Mystery Writers of America announced the 2013 Edgar Award nominations last week, including Best Novel nods for The Lost Ones by Ace Atkins, The Gods of Gotham by Lyndsay Faye, Gone Girl by Gillian Flynn, Potboiler by Jesse Kellerman, Sunset by Al Lamanda, Live by Night by Dennis Lehane, and All I Did Was Shoot My Man by Walter Mosley.
The Mysterious Galaxy Bookstore in San Diego is sponsoring a Noir at the Bar event on January 31 with readings, authors, and adult beverages at the Players Sports Bar. Featured authors will include Eric Beetner, Aaron Philip Clark, Ed LaValle, Steve Willard, and Justin Robinson.
Mysterious Press and Open Road Media are releasing twelve of James M. Cain's later works as eBooks. Cain is considered a founding father of hardboiled and noir fiction, including works such as The Postman Always Rings Twice and Double Indemnity. Among the new eBook reissues are The Moth, a sweeping tale of love, loss, and the pursuit of beauty during the Great Depression; The Magician's Wife, about a love triangle that turns fatal when a life insurance policy holds the promise of financial freedom; and Past All Dishonor, which tells the story of a Confederate spy who risks his life to win the heart of a fallen woman.

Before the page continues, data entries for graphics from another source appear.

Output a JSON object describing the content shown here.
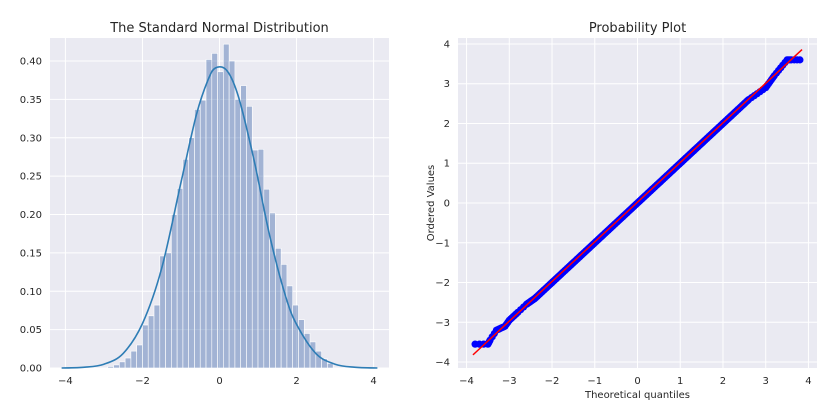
{
  "colors": {
    "panel_bg": "#EAEAF2",
    "grid": "#FFFFFF",
    "hist_fill": "#4C72B0",
    "kde_line": "#2E7DB5",
    "scatter_points": "#0000FF",
    "fit_line": "#FF0000"
  },
  "chart_data": [
    {
      "type": "bar",
      "subtype": "histogram+kde",
      "title": "The Standard Normal Distribution",
      "xlabel": "",
      "ylabel": "",
      "xlim": [
        -4.4,
        4.4
      ],
      "ylim": [
        0,
        0.43
      ],
      "xticks": [
        "−4",
        "−2",
        "0",
        "2",
        "4"
      ],
      "xtick_values": [
        -4,
        -2,
        0,
        2,
        4
      ],
      "yticks": [
        "0.00",
        "0.05",
        "0.10",
        "0.15",
        "0.20",
        "0.25",
        "0.30",
        "0.35",
        "0.40"
      ],
      "ytick_values": [
        0,
        0.05,
        0.1,
        0.15,
        0.2,
        0.25,
        0.3,
        0.35,
        0.4
      ],
      "grid": true,
      "bins": [
        {
          "x0": -2.9,
          "x1": -2.75,
          "value": 0.002
        },
        {
          "x0": -2.75,
          "x1": -2.6,
          "value": 0.004
        },
        {
          "x0": -2.6,
          "x1": -2.45,
          "value": 0.008
        },
        {
          "x0": -2.45,
          "x1": -2.3,
          "value": 0.013
        },
        {
          "x0": -2.3,
          "x1": -2.15,
          "value": 0.022
        },
        {
          "x0": -2.15,
          "x1": -2.0,
          "value": 0.03
        },
        {
          "x0": -2.0,
          "x1": -1.85,
          "value": 0.056
        },
        {
          "x0": -1.85,
          "x1": -1.7,
          "value": 0.068
        },
        {
          "x0": -1.7,
          "x1": -1.55,
          "value": 0.082
        },
        {
          "x0": -1.55,
          "x1": -1.4,
          "value": 0.146
        },
        {
          "x0": -1.4,
          "x1": -1.25,
          "value": 0.15
        },
        {
          "x0": -1.25,
          "x1": -1.1,
          "value": 0.2
        },
        {
          "x0": -1.1,
          "x1": -0.95,
          "value": 0.234
        },
        {
          "x0": -0.95,
          "x1": -0.8,
          "value": 0.272
        },
        {
          "x0": -0.8,
          "x1": -0.65,
          "value": 0.3
        },
        {
          "x0": -0.65,
          "x1": -0.5,
          "value": 0.337
        },
        {
          "x0": -0.5,
          "x1": -0.35,
          "value": 0.349
        },
        {
          "x0": -0.35,
          "x1": -0.2,
          "value": 0.402
        },
        {
          "x0": -0.2,
          "x1": -0.05,
          "value": 0.41
        },
        {
          "x0": -0.05,
          "x1": 0.1,
          "value": 0.386
        },
        {
          "x0": 0.1,
          "x1": 0.25,
          "value": 0.422
        },
        {
          "x0": 0.25,
          "x1": 0.4,
          "value": 0.4
        },
        {
          "x0": 0.4,
          "x1": 0.55,
          "value": 0.35
        },
        {
          "x0": 0.55,
          "x1": 0.7,
          "value": 0.368
        },
        {
          "x0": 0.7,
          "x1": 0.85,
          "value": 0.341
        },
        {
          "x0": 0.85,
          "x1": 1.0,
          "value": 0.284
        },
        {
          "x0": 1.0,
          "x1": 1.15,
          "value": 0.285
        },
        {
          "x0": 1.15,
          "x1": 1.3,
          "value": 0.233
        },
        {
          "x0": 1.3,
          "x1": 1.45,
          "value": 0.202
        },
        {
          "x0": 1.45,
          "x1": 1.6,
          "value": 0.156
        },
        {
          "x0": 1.6,
          "x1": 1.75,
          "value": 0.135
        },
        {
          "x0": 1.75,
          "x1": 1.9,
          "value": 0.107
        },
        {
          "x0": 1.9,
          "x1": 2.05,
          "value": 0.082
        },
        {
          "x0": 2.05,
          "x1": 2.2,
          "value": 0.063
        },
        {
          "x0": 2.2,
          "x1": 2.35,
          "value": 0.045
        },
        {
          "x0": 2.35,
          "x1": 2.5,
          "value": 0.034
        },
        {
          "x0": 2.5,
          "x1": 2.65,
          "value": 0.022
        },
        {
          "x0": 2.65,
          "x1": 2.8,
          "value": 0.012
        },
        {
          "x0": 2.8,
          "x1": 2.95,
          "value": 0.006
        }
      ],
      "kde": {
        "x": [
          -4.1,
          -3.5,
          -3.0,
          -2.5,
          -2.0,
          -1.5,
          -1.0,
          -0.6,
          -0.3,
          -0.1,
          0.2,
          0.5,
          0.9,
          1.3,
          1.7,
          2.0,
          2.5,
          3.0,
          3.5,
          4.1
        ],
        "y": [
          0.0,
          0.001,
          0.005,
          0.019,
          0.058,
          0.13,
          0.242,
          0.33,
          0.375,
          0.391,
          0.387,
          0.352,
          0.27,
          0.173,
          0.096,
          0.057,
          0.019,
          0.005,
          0.001,
          0.0
        ]
      }
    },
    {
      "type": "scatter",
      "subtype": "probability-plot",
      "title": "Probability Plot",
      "xlabel": "Theoretical quantiles",
      "ylabel": "Ordered Values",
      "xlim": [
        -4.2,
        4.2
      ],
      "ylim": [
        -4.15,
        4.15
      ],
      "xticks": [
        "−4",
        "−3",
        "−2",
        "−1",
        "0",
        "1",
        "2",
        "3",
        "4"
      ],
      "xtick_values": [
        -4,
        -3,
        -2,
        -1,
        0,
        1,
        2,
        3,
        4
      ],
      "yticks": [
        "−4",
        "−3",
        "−2",
        "−1",
        "0",
        "1",
        "2",
        "3",
        "4"
      ],
      "ytick_values": [
        -4,
        -3,
        -2,
        -1,
        0,
        1,
        2,
        3,
        4
      ],
      "grid": true,
      "fit_line": {
        "x": [
          -3.85,
          3.85
        ],
        "y": [
          -3.82,
          3.86
        ]
      },
      "points": {
        "x": [
          -3.8,
          -3.5,
          -3.45,
          -3.3,
          -3.2,
          -3.1,
          -3.0,
          -2.9,
          -2.8,
          -2.6,
          -2.4,
          -2.2,
          -2.0,
          -1.8,
          -1.6,
          -1.4,
          -1.2,
          -1.0,
          -0.8,
          -0.6,
          -0.4,
          -0.2,
          0.0,
          0.2,
          0.4,
          0.6,
          0.8,
          1.0,
          1.2,
          1.4,
          1.6,
          1.8,
          2.0,
          2.2,
          2.4,
          2.6,
          2.8,
          3.0,
          3.1,
          3.2,
          3.35,
          3.5,
          3.6,
          3.8
        ],
        "y": [
          -3.55,
          -3.55,
          -3.45,
          -3.2,
          -3.15,
          -3.1,
          -2.95,
          -2.85,
          -2.75,
          -2.55,
          -2.4,
          -2.2,
          -2.0,
          -1.8,
          -1.6,
          -1.4,
          -1.2,
          -1.0,
          -0.8,
          -0.6,
          -0.4,
          -0.2,
          0.0,
          0.2,
          0.4,
          0.6,
          0.8,
          1.0,
          1.2,
          1.4,
          1.6,
          1.8,
          2.0,
          2.2,
          2.4,
          2.6,
          2.75,
          2.9,
          3.05,
          3.2,
          3.4,
          3.6,
          3.6,
          3.6
        ]
      }
    }
  ]
}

February 15 is the deadline for the Jeffrey Archer Short Story Challenge sponsored by Kobo and Curtis Brown Creative. Send in your 100-word short in any genre of fiction, and you may win the grand prize of free enrolment in an upcoming Curtis Brown online novel writing course.
The Al Blanchard short story contest is also coming up relatively soon, with a deadline of April 30. The annual competition is sponsored by the Crime Bake Conference, although you don't have to be attending the conference to submit a story. In fact, the winner will receive free admission to the conference, among other prizes. Stories should be unpublished, no more than 5,000 words, and either by a New England author or have a New England setting.

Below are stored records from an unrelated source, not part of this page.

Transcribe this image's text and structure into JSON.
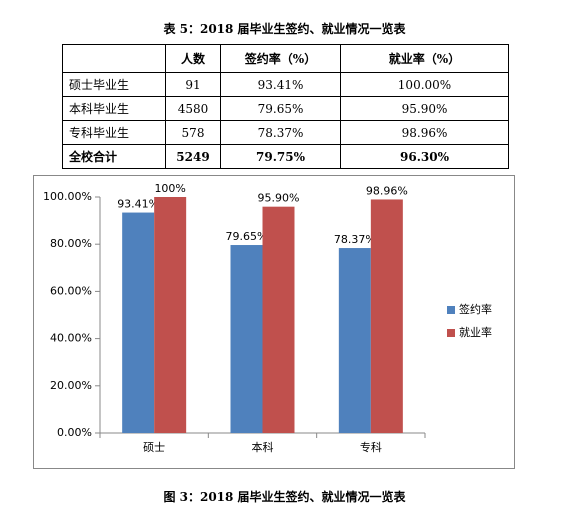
{
  "table": {
    "title": "表 5：2018 届毕业生签约、就业情况一览表",
    "header": [
      "人数",
      "签约率（%）",
      "就业率（%）"
    ],
    "rows": [
      [
        "硕士毕业生",
        "91",
        "93.41%",
        "100.00%"
      ],
      [
        "本科毕业生",
        "4580",
        "79.65%",
        "95.90%"
      ],
      [
        "专科毕业生",
        "578",
        "78.37%",
        "98.96%"
      ],
      [
        "全校合计",
        "5249",
        "79.75%",
        "96.30%"
      ]
    ]
  },
  "chart_data": {
    "type": "bar",
    "categories": [
      "硕士",
      "本科",
      "专科"
    ],
    "series": [
      {
        "name": "签约率",
        "color": "#4f81bd",
        "values": [
          93.41,
          79.65,
          78.37
        ],
        "value_labels": [
          "93.41%",
          "79.65%",
          "78.37%"
        ]
      },
      {
        "name": "就业率",
        "color": "#c0504d",
        "values": [
          100,
          95.9,
          98.96
        ],
        "value_labels": [
          "100%",
          "95.90%",
          "98.96%"
        ]
      }
    ],
    "ylim": [
      0,
      100
    ],
    "yticks": [
      {
        "value": 0,
        "label": "0.00%"
      },
      {
        "value": 20,
        "label": "20.00%"
      },
      {
        "value": 40,
        "label": "40.00%"
      },
      {
        "value": 60,
        "label": "60.00%"
      },
      {
        "value": 80,
        "label": "80.00%"
      },
      {
        "value": 100,
        "label": "100.00%"
      }
    ],
    "legend": "right"
  },
  "caption": "图 3：2018 届毕业生签约、就业情况一览表"
}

The Q&A roundup this week includes Ian Rankin, chatting with the Wall Street Journal about bringing his popular literary creation, detective John Rebus, back to print. Also, Crimespree has been hosting a series of entertaining interviews with various authors—in Lego! The latest victim guest is Sean Chercover.

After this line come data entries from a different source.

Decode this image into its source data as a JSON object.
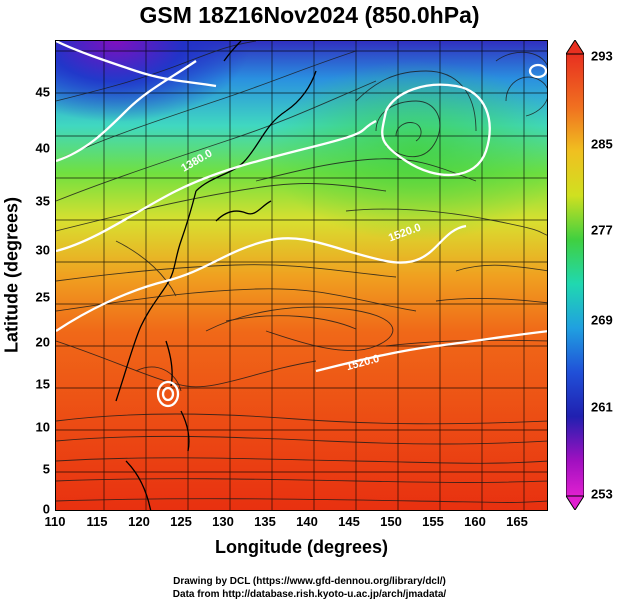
{
  "title": "GSM 18Z16Nov2024 (850.0hPa)",
  "x_axis": {
    "label": "Longitude (degrees)",
    "ticks": [
      "110",
      "115",
      "120",
      "125",
      "130",
      "135",
      "140",
      "145",
      "150",
      "155",
      "160",
      "165"
    ]
  },
  "y_axis": {
    "label": "Latitude  (degrees)",
    "ticks": [
      "45",
      "40",
      "35",
      "30",
      "25",
      "20",
      "15",
      "10",
      "5",
      "0"
    ]
  },
  "colorbar": {
    "ticks": [
      "293",
      "285",
      "277",
      "269",
      "261",
      "253"
    ]
  },
  "contour_labels": [
    "1380.0",
    "1520.0",
    "1520.0"
  ],
  "credit": {
    "line1": "Drawing by DCL (https://www.gfd-dennou.org/library/dcl/)",
    "line2": "Data from http://database.rish.kyoto-u.ac.jp/arch/jmadata/"
  },
  "colors": {
    "warm": "#e83010",
    "cool": "#1040d0",
    "mid": "#40d040",
    "contour": "#ffffff"
  }
}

The Guardian's monthly calendar series, Poster Poems, is taking on crime and criminality. After a look at "hard-boiled" poets (François Villon and poetry from Carl Sandburg, Robert Browning, Amiri Baraka, Kenneth Patchen, Etheridge Knight, Denise Levertov, as well as prisoner-poet Richard Lovelace), readers are challenged to post their own poetic takes on all things crime in the comments.
And finally, if you love all things medical and forensic, British medical illustrator Emily Evans has created dinner plates using slides of microscopic views of real human tissues.